I have a great picture of Betty at my wedding reception.  Her head is on Bill's shoulder as he watches me sing.  Bill looks very moved, and Betty looks like she's sharing the moment with him.  It's a really sweet photo that shows my aunt's soft side.  I wish it wasn't in storage.

I also remember that Betty and another aunt, my late Aunt Nance, who was also a nurse, both sprang into action just before Bill and I recited our wedding vows.  My father-in-law, who was Bill's best man, had locked his knees and was about to faint.  Both of my aunts noticed and managed to help him before he hit the floor.  We stopped the wedding for about twenty minutes while Bill's dad recovered.  Our weird wedding photographer went into combat mode and got pictures of the whole incident.

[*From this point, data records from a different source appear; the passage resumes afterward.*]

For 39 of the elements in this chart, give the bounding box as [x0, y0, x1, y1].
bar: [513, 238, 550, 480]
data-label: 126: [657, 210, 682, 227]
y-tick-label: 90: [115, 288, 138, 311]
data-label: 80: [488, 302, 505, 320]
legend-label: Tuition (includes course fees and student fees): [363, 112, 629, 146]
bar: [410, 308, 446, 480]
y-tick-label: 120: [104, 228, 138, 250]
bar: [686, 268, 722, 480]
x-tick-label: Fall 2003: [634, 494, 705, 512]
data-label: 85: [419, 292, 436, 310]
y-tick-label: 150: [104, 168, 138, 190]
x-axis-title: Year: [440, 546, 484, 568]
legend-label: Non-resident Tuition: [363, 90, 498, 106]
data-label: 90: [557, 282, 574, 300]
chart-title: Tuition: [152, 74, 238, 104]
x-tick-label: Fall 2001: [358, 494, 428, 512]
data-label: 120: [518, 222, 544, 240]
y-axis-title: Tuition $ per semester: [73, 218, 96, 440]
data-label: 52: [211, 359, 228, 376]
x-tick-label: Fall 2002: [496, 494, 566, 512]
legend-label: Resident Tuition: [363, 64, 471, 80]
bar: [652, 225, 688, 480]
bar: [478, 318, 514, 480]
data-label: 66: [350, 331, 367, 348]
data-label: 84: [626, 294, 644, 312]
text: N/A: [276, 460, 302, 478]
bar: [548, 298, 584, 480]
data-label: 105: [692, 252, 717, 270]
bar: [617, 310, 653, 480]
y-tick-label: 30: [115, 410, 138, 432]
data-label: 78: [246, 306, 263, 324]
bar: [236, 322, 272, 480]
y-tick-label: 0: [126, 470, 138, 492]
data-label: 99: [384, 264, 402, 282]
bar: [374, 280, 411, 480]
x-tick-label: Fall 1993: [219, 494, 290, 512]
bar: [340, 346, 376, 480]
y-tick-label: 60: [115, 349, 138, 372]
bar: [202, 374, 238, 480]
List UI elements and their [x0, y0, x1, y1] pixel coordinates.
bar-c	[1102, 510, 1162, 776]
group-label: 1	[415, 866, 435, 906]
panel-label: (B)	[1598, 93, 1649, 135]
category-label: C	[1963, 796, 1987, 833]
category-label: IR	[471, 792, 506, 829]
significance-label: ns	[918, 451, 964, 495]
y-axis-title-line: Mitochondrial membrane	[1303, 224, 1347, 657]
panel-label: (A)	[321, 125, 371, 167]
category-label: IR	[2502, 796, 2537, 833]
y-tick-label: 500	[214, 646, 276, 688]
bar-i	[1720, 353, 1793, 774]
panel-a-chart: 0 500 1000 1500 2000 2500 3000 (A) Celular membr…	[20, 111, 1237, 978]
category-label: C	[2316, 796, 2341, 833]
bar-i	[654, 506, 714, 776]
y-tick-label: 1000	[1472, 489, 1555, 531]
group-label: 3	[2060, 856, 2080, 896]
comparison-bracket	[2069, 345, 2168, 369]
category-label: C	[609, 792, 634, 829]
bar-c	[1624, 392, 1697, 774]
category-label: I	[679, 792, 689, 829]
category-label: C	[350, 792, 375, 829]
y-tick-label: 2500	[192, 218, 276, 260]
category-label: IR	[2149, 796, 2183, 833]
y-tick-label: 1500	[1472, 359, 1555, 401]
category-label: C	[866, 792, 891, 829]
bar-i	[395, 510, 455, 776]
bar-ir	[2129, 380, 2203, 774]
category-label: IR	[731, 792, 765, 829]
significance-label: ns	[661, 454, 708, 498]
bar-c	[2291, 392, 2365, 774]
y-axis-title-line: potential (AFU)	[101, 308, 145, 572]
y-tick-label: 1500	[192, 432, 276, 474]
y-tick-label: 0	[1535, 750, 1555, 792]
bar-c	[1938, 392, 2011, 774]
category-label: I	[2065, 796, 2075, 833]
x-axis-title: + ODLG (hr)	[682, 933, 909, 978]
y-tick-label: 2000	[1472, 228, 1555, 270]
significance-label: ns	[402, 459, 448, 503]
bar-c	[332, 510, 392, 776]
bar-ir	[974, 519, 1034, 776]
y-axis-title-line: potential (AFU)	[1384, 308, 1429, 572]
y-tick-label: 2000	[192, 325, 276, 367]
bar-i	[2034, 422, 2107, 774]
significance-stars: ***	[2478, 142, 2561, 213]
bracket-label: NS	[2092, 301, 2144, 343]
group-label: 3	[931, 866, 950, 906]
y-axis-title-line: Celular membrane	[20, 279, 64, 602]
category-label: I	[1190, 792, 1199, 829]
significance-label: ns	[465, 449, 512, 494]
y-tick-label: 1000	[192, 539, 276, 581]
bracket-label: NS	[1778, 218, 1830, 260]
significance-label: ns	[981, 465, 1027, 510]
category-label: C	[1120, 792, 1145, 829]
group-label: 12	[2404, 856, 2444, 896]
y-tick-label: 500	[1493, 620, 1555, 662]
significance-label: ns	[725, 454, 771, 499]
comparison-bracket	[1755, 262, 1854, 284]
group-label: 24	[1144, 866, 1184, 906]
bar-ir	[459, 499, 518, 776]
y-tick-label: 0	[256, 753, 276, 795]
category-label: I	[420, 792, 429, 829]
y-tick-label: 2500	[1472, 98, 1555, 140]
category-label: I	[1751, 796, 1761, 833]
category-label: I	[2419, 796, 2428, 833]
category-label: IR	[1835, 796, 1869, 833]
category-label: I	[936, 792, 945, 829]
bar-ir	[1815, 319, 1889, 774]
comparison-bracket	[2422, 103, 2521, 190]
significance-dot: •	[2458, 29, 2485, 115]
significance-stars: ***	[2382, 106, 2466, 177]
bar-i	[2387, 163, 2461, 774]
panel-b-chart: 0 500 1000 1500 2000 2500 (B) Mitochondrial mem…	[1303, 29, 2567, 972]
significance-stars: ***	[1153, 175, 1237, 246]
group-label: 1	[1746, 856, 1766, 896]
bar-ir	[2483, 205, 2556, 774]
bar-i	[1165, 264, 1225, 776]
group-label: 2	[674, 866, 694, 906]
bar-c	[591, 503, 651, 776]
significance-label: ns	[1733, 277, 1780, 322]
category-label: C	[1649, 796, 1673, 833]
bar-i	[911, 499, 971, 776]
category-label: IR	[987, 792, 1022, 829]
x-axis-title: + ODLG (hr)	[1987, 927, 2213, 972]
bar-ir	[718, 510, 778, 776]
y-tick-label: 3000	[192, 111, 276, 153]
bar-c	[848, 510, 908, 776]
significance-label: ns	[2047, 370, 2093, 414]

Sadly, just a few years later, both Nance and Betty would have dementia brought on by Alzheimer's.  Nance died in 2010 of a heart attack.  I managed to see her less than a month before she passed away and I'll never forget how she looked.  She'd lost a lot of weight and was kind of wandering around.  Less than a month later, just after Christmas, she was suddenly gone.

I remember telling Bill on more than one occasion that as I got older, I started to see my relatives in more realistic terms.  In most cases, that meant I saw more negative aspects of their personalities.  It used to be that they could do no wrong.  As I became an adult, I saw them in a more realistic sense.  In Betty's case, my impressions of her became more positive.  I stopped seeing her as someone who was "mean" and "strict" and started seeing her more as someone who was ambitious, driven, and basically very good at heart.  She was a loving mom to her two children and, from what I could tell, she was a sweet grandmother to her five grandchildren.  I know they'll miss her.

The last time I saw Betty was in November 2014.  She and Carl were at our usual family Thanksgiving party, which I was attending because we were having a memorial for my dad.  Betty had Alzheimer's at that time, but didn't seem that sick to me.  I learned from talking to Carl, who passed just a few weeks later, that Betty's illness was becoming pretty bad.  I'm sure the last few years have been hard for Lori and her older brother, Jeff, and their families.  I know they'll miss their mom and grandmother, but I'm also sure they're grateful that Betty is no longer tormented by dementia.

Anyway... it now makes sense why people were reading about Carl a couple of days ago.  I guess Betty was on a downward spiral.  My cousin said she pictured Betty being welcomed to Heaven by Carl and that the two of them waltzing past the pearly gates.  I don't know if that's what really happens when a person dies, but it's a nice image, and one I think I'll keep.

Moving on...

We're going to Wiesbaden this weekend to look at houses.  I think we have five showings scheduled so far.  In preparation for our move, I started doing some cleaning.  I am not the world's best housewife, but sometimes I stumble across some good tips.  I think I'll share one I found yesterday.  Of course, most people already know about this...

Last night, Bill was trying to figure out how we're going to coordinate everything.  I found myself getting irritated, because a lot depends on whether or not we have a new address after we pack up the old house.  I have pretty high hopes that we'll find something this weekend, but you never know.  I know Bill is stressed out because we have a month to make this happen.  We've had worse moves, though.  We'll get through this, even though it's going to suck in the interim.